Certificate was added to keystore

I see certificate loaded as in browser, it works in JMeter, but still failed with same error using restTemplate or apache HTTPClient.

I'm using Java 8 update 151.

Tried solution from @rmunge answer to add BouncyCastleProvider, but still same error

security.provider.6=org.bouncycastle.jce.provider.BouncyCastleProvider

The root cause is most likely missing support for latest EC-based cipher suites like TLS_ECDHE_RSA_WITH_AES_256_GCM_SHA384

Elliptical Curve Cryptography (ECC) is implemented by the SunEC provider. To be fully functional the following is required:

  • SunEC has to be listed in jre/lib/security/java.security and the value of jdk.tls.disabledAlgorithms must not contain ECDHE
  • The native library libsunce.so / sunce.dll has to be available in jre/lib (Linux, Mac) or jre/bin (Windows) folder
  • Ensure that the JDK JCE framework uses the unlimited policy. Since Java 8u161 this is the new default, for older versions you may have to install the JCE Unlimited Strength Jurisdiction Policy Files and / or make changes in the java.security file. See here for further instructions.
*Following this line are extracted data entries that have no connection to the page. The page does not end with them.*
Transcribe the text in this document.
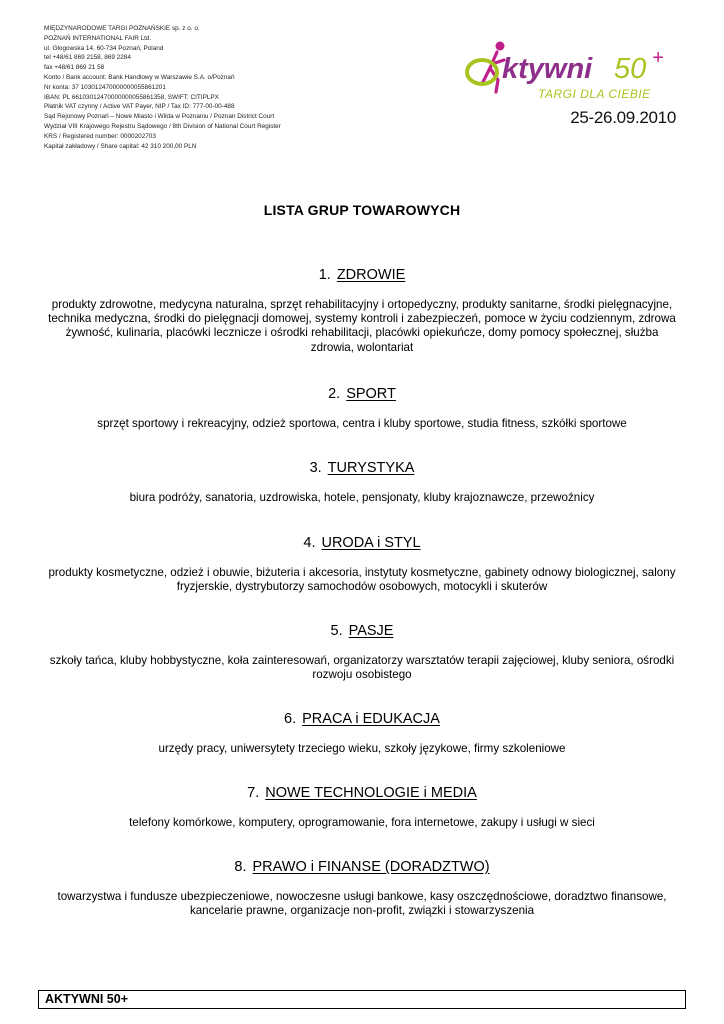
MIĘDZYNARODOWE TARGI POZNAŃSKIE sp. z o. o.
POZNAŃ INTERNATIONAL FAIR Ltd.
ul. Głogowska 14, 60-734 Poznań, Poland
tel +48/61 869 2158, 869 2284
fax +48/61 869 21 58
Konto / Bank account: Bank Handlowy w Warszawie S.A. o/Poznań
Nr konta: 37 103012470000000055861201
IBAN: PL 66103012470000000055861358, SWIFT: CITIPLPX
Płatnik VAT czynny / Active VAT Payer, NIP / Tax ID: 777-00-00-488
Sąd Rejonowy Poznań – Nowe Miasto i Wilda w Poznaniu / Poznan District Court
Wydział VIII Krajowego Rejestru Sądowego / 8th Division of National Court Register
KRS / Registered number: 0000202703
Kapitał zakładowy / Share capital: 42 310 200,00 PLN
ktywni 50 +
TARGI DLA CIEBIE
25-26.09.2010
LISTA GRUP TOWAROWYCH
1. ZDROWIE

produkty zdrowotne, medycyna naturalna, sprzęt rehabilitacyjny i ortopedyczny, produkty sanitarne, środki pielęgnacyjne, technika medyczna, środki do pielęgnacji domowej, systemy kontroli i zabezpieczeń, pomoce w życiu codziennym, zdrowa żywność, kulinaria, placówki lecznicze i ośrodki rehabilitacji, placówki opiekuńcze, domy pomocy społecznej, służba zdrowia, wolontariat

2. SPORT

sprzęt sportowy i rekreacyjny, odzież sportowa, centra i kluby sportowe, studia fitness, szkółki sportowe

3. TURYSTYKA

biura podróży, sanatoria, uzdrowiska, hotele, pensjonaty, kluby krajoznawcze, przewoźnicy

4. URODA i STYL

produkty kosmetyczne, odzież i obuwie, biżuteria i akcesoria, instytuty kosmetyczne, gabinety odnowy biologicznej, salony fryzjerskie, dystrybutorzy samochodów osobowych, motocykli i skuterów

5. PASJE

szkoły tańca, kluby hobbystyczne, koła zainteresowań, organizatorzy warsztatów terapii zajęciowej, kluby seniora, ośrodki rozwoju osobistego

6. PRACA i EDUKACJA

urzędy pracy, uniwersytety trzeciego wieku, szkoły językowe, firmy szkoleniowe

7. NOWE TECHNOLOGIE i MEDIA

telefony komórkowe, komputery, oprogramowanie, fora internetowe, zakupy i usługi w sieci

8. PRAWO i FINANSE (DORADZTWO)

towarzystwa i fundusze ubezpieczeniowe, nowoczesne usługi bankowe, kasy oszczędnościowe, doradztwo finansowe, kancelarie prawne, organizacje non-profit, związki i stowarzyszenia

AKTYWNI 50+
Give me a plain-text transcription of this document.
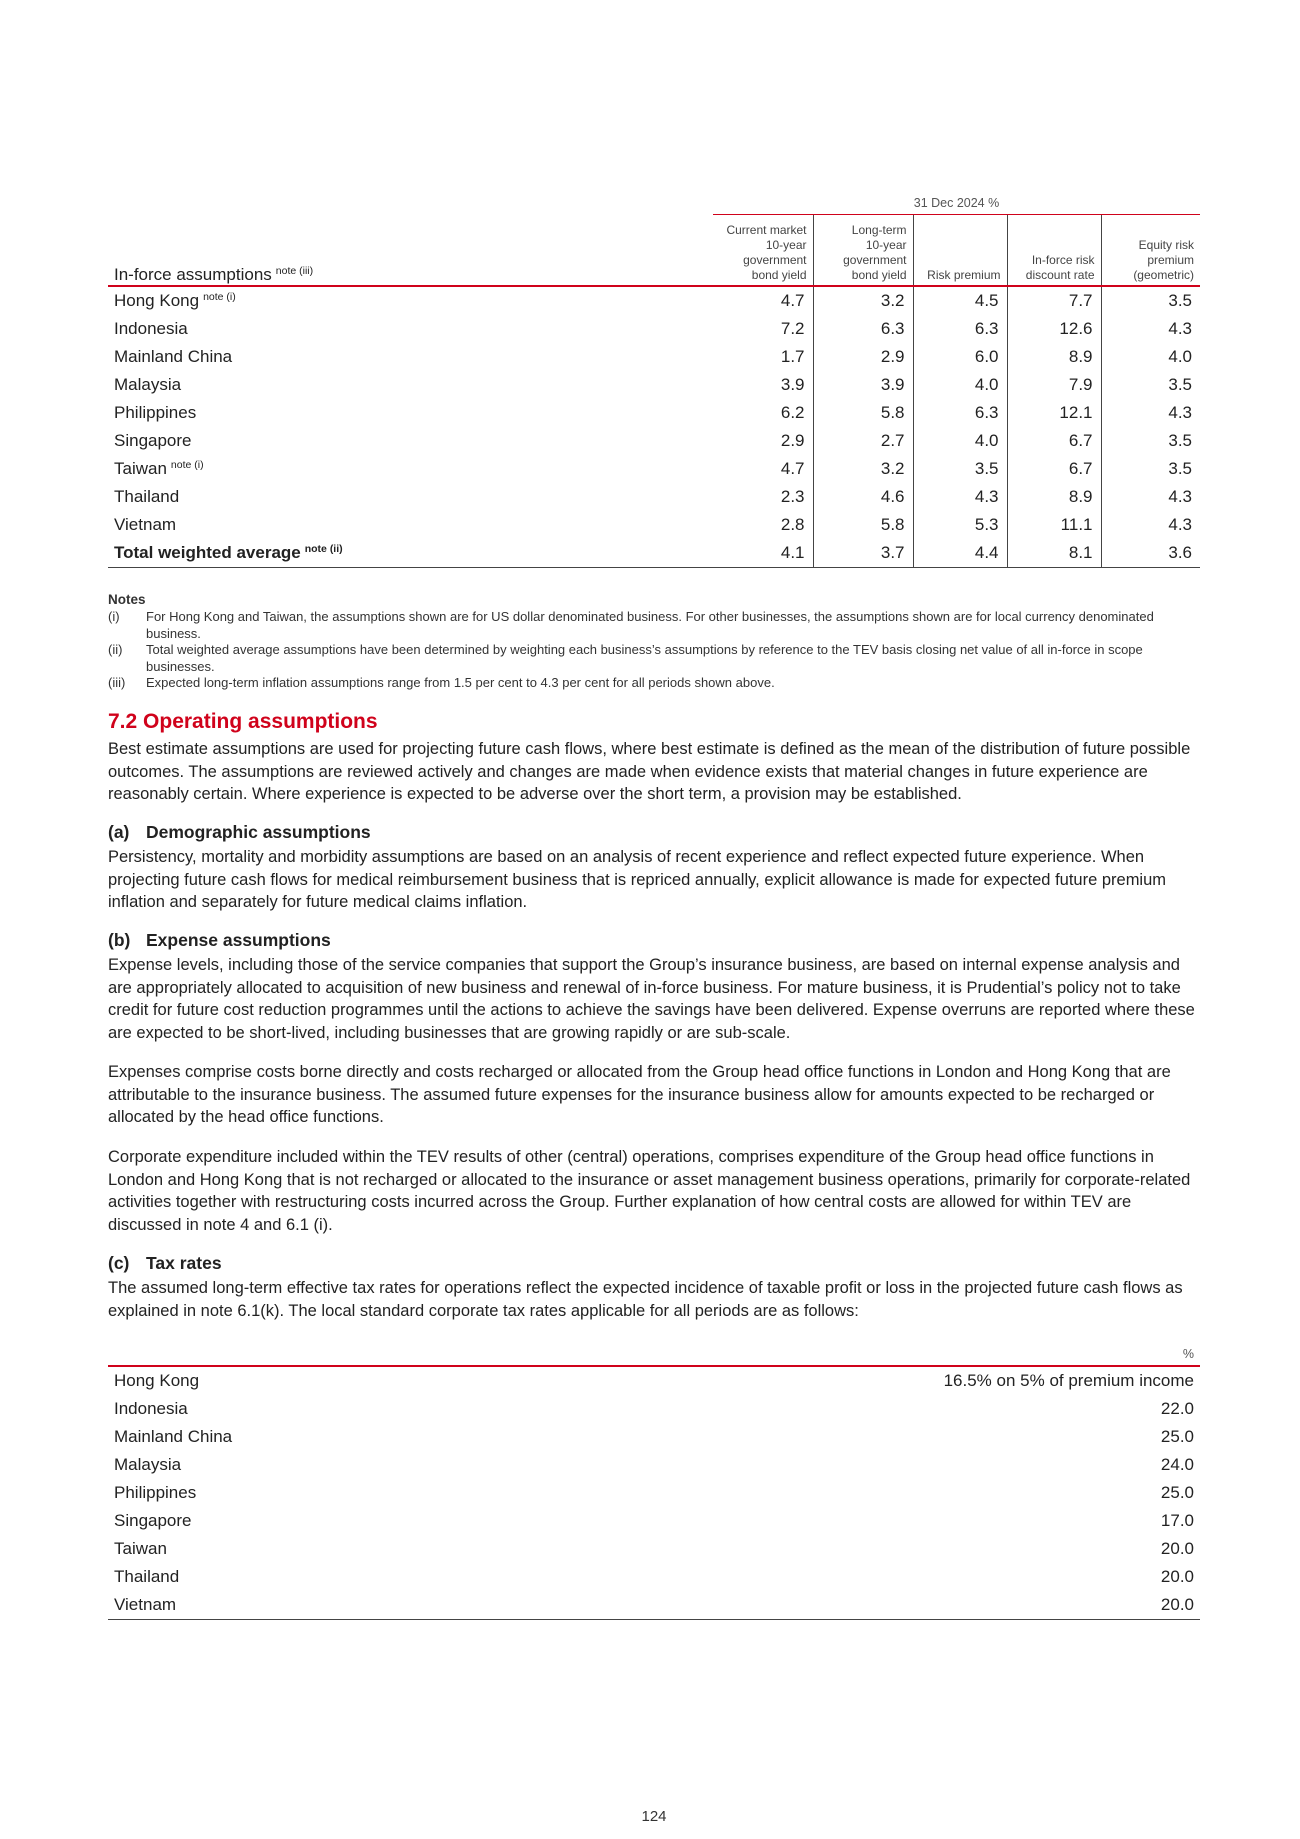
	31 Dec 2024 %				
In-force assumptions $^{note (iii)}$	Current market
10-year
government
bond yield	Long-term
10-year
government
bond yield	Risk premium	In-force risk
discount rate	Equity risk
premium
(geometric)
Hong Kong $^{note (i)}$	4.7	3.2	4.5	7.7	3.5
Indonesia	7.2	6.3	6.3	12.6	4.3
Mainland China	1.7	2.9	6.0	8.9	4.0
Malaysia	3.9	3.9	4.0	7.9	3.5
Philippines	6.2	5.8	6.3	12.1	4.3
Singapore	2.9	2.7	4.0	6.7	3.5
Taiwan $^{note (i)}$	4.7	3.2	3.5	6.7	3.5
Thailand	2.3	4.6	4.3	8.9	4.3
Vietnam	2.8	5.8	5.3	11.1	4.3
Total weighted average $^{note (ii)}$	4.1	3.7	4.4	8.1	3.6
Notes
(i)	For Hong Kong and Taiwan, the assumptions shown are for US dollar denominated business. For other businesses, the assumptions shown are for local currency denominated business.
(ii)	Total weighted average assumptions have been determined by weighting each business’s assumptions by reference to the TEV basis closing net value of all in-force in scope businesses.
(iii)	Expected long-term inflation assumptions range from 1.5 per cent to 4.3 per cent for all periods shown above.
7.2 Operating assumptions
Best estimate assumptions are used for projecting future cash flows, where best estimate is defined as the mean of the distribution of future possible outcomes. The assumptions are reviewed actively and changes are made when evidence exists that material changes in future experience are reasonably certain. Where experience is expected to be adverse over the short term, a provision may be established.
(a) Demographic assumptions
Persistency, mortality and morbidity assumptions are based on an analysis of recent experience and reflect expected future experience. When projecting future cash flows for medical reimbursement business that is repriced annually, explicit allowance is made for expected future premium inflation and separately for future medical claims inflation.
(b) Expense assumptions
Expense levels, including those of the service companies that support the Group’s insurance business, are based on internal expense analysis and are appropriately allocated to acquisition of new business and renewal of in-force business. For mature business, it is Prudential’s policy not to take credit for future cost reduction programmes until the actions to achieve the savings have been delivered. Expense overruns are reported where these are expected to be short-lived, including businesses that are growing rapidly or are sub-scale.
Expenses comprise costs borne directly and costs recharged or allocated from the Group head office functions in London and Hong Kong that are attributable to the insurance business. The assumed future expenses for the insurance business allow for amounts expected to be recharged or allocated by the head office functions.
Corporate expenditure included within the TEV results of other (central) operations, comprises expenditure of the Group head office functions in London and Hong Kong that is not recharged or allocated to the insurance or asset management business operations, primarily for corporate-related activities together with restructuring costs incurred across the Group. Further explanation of how central costs are allowed for within TEV are discussed in note 4 and 6.1 (i).
(c) Tax rates
The assumed long-term effective tax rates for operations reflect the expected incidence of taxable profit or loss in the projected future cash flows as explained in note 6.1(k). The local standard corporate tax rates applicable for all periods are as follows:
	%
Hong Kong	16.5% on 5% of premium income
Indonesia	22.0
Mainland China	25.0
Malaysia	24.0
Philippines	25.0
Singapore	17.0
Taiwan	20.0
Thailand	20.0
Vietnam	20.0
124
If the native library is not available the provider still works but provides only a subset of ECC-based ciphers (see comments in source of SunEC.java ). It seems that some linux distributions explicitely removed the native library or disabled the provider by default (eg RedHat , Amazon Linux ). So if the library should not be part of your JRE, update to the latest package version or directly download and install latest OpenJDK 8 version - simply copying the native lib from the download could also be an option - see here for example.

Another option would be to use a third-party cryptography provider like Bouncy Castle which has its own Provider for ECC. For instruction see this question and its accepted answer.

Can you please specify which version of Java you are using... If Java 7 then this will do the job for you.....

I can see that your client resolves to TLSv1. From openssl output that your server does not support TLSv1.

TLS ver. 1.1 and 1.2 are disabled in Java 7 by default.

Although SunJSSE in the Java SE 7 release supports TLS 1.1 and TLS 1.2, neither version is enabled by default for client connections. Some servers do not implement forward compatibility correctly and refuse to talk to TLS 1.1 or TLS 1.2 clients. For interoperability, SunJSSE does not enable TLS 1.1 or TLS 1.2 by default for client connections.

Enable TLSv1.1 and TLSv1.2 either by:

  1. JVM argument:

     -Dhttps.protocols=TLSv1.2,TLSv1.1,TLSv1
  2. Or set the same property from Java code:

     System.setProperty("https.protocols", "TLSv1.2,TLSv1.1,TLSv1");
  3. Or install JCE Unlimited Strength policy files for Java 7 . I am not 100% sure if this single step would solve the problem although it is always worth to install JCE while it allows JVM to use stronger versions of existing algorithms.

Note : Order of protocols changed from better to worse (TLS ver. 1.2 to 1) in options 1 and 2.